La BCE considère cela comme une augmentation finale des taux d’intérêt. Même les prix sur le marché lui-même augmentent de deux points de plus.
La Banque Centrale EuropéenneElle a augmenté son taux de dépôt à 2,50%Aujourd’hui. Si vous lisez les descriptions détaillées, vous savez déjà quelle est la conclusion : c’est la deuxième et dernière randonnée de ce cycle.
Fin. Supposons que ce soit vrai. Le problème est que la partie du marché qui est en réalité chargée de fixer le prix ne croit pas à cela.
Les économistes sont presque unanimes. Dans le dernier sondage,91 % estime que les taux ne augmenteront pas davantage à la fin de l’année. 78 % espèrent encore que les taux resteront à 2,50 % d’ici le milieu de 2027.La logique est apaisante.L’inflation en août a atteint 3,3%.Le niveau le plus élevé depuis près de trois ans… mais cela était accompagné d’une explication : ce pic était dû à l’énergie.L’inflation de l’énergie atteint 14,3%.Poussé par une guerre en Iran qui entraîne une hausse des prix du pétrole et du gaz.
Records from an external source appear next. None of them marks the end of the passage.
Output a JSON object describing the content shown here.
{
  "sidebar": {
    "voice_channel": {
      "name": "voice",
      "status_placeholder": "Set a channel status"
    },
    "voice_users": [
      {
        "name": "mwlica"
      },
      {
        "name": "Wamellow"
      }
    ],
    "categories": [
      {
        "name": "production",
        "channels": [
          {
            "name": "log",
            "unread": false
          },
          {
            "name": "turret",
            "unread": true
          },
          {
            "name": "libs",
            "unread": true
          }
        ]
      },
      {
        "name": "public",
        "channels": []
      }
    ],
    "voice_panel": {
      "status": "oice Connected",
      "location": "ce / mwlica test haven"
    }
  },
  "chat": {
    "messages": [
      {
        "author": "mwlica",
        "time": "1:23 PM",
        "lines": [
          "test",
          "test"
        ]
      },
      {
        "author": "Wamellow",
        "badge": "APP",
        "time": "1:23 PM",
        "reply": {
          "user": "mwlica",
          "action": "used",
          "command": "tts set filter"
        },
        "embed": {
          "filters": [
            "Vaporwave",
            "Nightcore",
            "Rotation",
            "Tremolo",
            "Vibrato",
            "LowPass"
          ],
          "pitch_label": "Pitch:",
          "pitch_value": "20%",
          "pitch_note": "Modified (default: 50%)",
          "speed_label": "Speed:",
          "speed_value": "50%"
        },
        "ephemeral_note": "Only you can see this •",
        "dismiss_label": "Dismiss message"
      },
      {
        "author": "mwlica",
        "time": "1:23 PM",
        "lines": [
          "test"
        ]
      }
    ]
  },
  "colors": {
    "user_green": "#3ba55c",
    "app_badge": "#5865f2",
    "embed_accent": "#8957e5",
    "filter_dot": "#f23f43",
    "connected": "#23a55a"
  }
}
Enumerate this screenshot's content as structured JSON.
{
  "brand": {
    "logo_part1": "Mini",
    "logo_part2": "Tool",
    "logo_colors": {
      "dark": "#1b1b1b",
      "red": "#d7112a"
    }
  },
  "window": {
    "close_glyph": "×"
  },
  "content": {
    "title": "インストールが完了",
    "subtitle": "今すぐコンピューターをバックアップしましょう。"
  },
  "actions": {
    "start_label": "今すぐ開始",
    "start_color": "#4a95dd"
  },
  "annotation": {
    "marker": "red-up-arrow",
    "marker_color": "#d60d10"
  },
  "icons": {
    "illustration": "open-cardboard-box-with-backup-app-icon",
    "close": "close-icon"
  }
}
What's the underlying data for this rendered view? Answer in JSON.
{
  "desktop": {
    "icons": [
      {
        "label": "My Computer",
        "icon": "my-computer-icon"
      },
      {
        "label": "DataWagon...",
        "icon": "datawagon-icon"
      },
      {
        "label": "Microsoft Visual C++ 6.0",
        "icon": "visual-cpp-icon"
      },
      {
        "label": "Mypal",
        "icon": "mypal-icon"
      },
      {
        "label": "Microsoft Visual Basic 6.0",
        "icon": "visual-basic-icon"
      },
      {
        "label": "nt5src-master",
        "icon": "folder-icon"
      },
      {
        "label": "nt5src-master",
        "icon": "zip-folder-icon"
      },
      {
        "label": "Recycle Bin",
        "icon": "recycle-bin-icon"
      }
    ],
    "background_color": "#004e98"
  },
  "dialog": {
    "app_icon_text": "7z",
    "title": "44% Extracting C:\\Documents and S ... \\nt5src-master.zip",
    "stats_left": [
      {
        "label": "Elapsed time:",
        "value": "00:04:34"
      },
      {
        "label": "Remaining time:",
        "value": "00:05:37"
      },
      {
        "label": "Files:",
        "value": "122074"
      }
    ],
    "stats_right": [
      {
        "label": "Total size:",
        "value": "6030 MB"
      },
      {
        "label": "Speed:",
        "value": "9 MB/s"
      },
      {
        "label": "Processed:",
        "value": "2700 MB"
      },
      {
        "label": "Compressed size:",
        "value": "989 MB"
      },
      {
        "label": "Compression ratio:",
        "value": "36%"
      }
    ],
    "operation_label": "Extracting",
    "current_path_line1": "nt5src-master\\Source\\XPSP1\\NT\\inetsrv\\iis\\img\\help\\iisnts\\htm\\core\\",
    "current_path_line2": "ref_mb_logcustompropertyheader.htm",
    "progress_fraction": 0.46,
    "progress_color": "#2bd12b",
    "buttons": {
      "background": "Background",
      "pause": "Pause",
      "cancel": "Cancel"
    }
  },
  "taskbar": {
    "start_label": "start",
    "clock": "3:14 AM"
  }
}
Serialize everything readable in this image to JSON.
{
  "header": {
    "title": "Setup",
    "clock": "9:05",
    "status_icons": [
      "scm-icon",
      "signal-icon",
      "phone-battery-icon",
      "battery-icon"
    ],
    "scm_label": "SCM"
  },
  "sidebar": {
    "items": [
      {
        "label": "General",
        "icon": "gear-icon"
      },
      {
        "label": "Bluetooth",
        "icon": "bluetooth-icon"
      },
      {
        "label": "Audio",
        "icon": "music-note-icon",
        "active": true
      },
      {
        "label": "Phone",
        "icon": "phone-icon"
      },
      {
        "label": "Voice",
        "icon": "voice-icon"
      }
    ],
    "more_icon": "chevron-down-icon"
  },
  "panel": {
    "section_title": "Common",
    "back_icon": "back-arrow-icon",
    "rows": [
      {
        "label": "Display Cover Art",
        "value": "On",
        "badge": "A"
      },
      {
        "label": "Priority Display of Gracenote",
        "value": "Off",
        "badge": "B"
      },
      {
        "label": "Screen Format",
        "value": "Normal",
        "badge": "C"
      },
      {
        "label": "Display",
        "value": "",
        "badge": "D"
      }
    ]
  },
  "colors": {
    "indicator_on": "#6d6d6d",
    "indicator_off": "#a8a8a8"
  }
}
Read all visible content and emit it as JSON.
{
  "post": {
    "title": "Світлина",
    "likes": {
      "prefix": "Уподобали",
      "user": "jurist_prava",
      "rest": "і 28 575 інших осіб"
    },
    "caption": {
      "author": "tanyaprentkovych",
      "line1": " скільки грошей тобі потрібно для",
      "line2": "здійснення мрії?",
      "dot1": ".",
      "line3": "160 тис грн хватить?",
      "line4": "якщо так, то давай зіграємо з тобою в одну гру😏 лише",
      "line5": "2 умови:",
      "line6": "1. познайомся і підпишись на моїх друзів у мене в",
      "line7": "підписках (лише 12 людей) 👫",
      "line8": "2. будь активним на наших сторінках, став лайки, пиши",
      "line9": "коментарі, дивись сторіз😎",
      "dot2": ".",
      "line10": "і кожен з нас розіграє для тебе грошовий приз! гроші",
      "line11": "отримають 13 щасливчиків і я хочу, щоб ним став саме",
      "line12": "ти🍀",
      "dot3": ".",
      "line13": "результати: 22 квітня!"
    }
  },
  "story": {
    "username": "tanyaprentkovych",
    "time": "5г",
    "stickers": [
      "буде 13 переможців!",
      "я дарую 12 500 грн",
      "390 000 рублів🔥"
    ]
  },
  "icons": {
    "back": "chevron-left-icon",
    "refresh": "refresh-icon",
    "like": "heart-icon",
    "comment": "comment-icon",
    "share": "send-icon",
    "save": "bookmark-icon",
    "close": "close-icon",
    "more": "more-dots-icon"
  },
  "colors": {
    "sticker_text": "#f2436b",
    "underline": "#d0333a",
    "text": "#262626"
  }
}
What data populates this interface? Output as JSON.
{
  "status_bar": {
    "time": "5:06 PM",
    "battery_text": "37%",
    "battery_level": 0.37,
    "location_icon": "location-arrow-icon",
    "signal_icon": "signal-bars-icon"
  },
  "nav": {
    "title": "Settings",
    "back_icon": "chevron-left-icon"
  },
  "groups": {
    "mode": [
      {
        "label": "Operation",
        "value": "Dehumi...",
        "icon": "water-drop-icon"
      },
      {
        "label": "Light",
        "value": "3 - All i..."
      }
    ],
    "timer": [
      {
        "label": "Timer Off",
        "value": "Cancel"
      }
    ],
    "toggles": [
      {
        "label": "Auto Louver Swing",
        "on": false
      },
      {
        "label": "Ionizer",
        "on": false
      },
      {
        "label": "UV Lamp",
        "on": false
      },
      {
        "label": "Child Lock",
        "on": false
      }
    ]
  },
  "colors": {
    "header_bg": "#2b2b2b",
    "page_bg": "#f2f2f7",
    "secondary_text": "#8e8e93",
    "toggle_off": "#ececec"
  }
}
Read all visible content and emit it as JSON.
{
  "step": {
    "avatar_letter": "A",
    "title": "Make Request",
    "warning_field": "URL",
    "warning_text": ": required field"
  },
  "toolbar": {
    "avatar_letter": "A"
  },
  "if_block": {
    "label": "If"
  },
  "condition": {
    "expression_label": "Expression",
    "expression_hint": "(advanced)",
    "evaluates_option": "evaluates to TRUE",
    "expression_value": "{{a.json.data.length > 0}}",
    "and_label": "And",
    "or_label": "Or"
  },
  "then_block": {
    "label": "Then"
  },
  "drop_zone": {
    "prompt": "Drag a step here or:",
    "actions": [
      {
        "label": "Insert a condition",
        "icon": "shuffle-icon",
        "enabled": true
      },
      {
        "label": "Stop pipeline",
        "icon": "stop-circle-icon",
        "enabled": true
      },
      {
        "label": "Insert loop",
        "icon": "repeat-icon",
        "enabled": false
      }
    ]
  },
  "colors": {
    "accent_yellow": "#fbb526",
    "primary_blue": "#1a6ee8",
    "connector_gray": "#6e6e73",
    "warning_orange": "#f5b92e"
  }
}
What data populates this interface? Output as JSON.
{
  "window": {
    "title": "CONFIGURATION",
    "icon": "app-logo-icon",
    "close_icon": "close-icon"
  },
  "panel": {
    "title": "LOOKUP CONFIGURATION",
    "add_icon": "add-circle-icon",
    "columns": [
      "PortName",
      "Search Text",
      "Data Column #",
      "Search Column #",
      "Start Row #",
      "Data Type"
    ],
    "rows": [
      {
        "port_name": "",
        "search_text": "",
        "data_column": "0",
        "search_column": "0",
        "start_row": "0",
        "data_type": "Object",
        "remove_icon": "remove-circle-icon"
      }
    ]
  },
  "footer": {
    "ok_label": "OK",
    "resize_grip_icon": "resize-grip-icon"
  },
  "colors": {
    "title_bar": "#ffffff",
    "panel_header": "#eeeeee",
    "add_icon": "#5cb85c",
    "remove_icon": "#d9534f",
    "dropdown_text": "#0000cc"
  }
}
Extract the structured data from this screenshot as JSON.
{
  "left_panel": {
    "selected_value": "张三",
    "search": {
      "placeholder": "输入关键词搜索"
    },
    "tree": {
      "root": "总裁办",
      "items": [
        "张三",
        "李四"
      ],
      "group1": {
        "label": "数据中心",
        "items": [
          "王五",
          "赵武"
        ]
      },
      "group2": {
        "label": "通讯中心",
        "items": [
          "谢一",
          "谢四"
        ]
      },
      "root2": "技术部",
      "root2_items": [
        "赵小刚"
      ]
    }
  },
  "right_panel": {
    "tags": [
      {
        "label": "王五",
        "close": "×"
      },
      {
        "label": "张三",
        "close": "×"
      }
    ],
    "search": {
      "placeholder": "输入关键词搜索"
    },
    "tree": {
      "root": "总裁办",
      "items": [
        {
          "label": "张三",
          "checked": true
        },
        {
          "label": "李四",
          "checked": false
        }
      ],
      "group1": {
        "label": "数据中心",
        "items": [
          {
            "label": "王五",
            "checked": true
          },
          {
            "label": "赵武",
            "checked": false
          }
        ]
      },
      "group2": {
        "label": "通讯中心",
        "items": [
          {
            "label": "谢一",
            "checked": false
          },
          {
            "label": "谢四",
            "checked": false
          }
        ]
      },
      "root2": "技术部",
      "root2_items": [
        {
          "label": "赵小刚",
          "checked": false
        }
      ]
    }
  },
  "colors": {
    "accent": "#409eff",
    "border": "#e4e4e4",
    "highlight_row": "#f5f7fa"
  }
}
Les éléments sur lesquels la BCE peut réellement avoir un impact se comportaient ainsi.L’inflation globale est tombée à 2,4 % ; l’inflation dans le secteur des services est descendue à 3,0 %.Aucun “effet de deuxième tour”, aucune transmission des salaires. Ainsi, cette mesure est présentée comme un geste visant à renforcer la crédibilité de la Banque centrale européenne – une simple démarche pour défendre le mandat de 2 %, à un taux qui se situe dans la fourchette que la BCE elle-même considère comme neutre. Augmenter un peu, déclarer cela terminé… sans blesser personne.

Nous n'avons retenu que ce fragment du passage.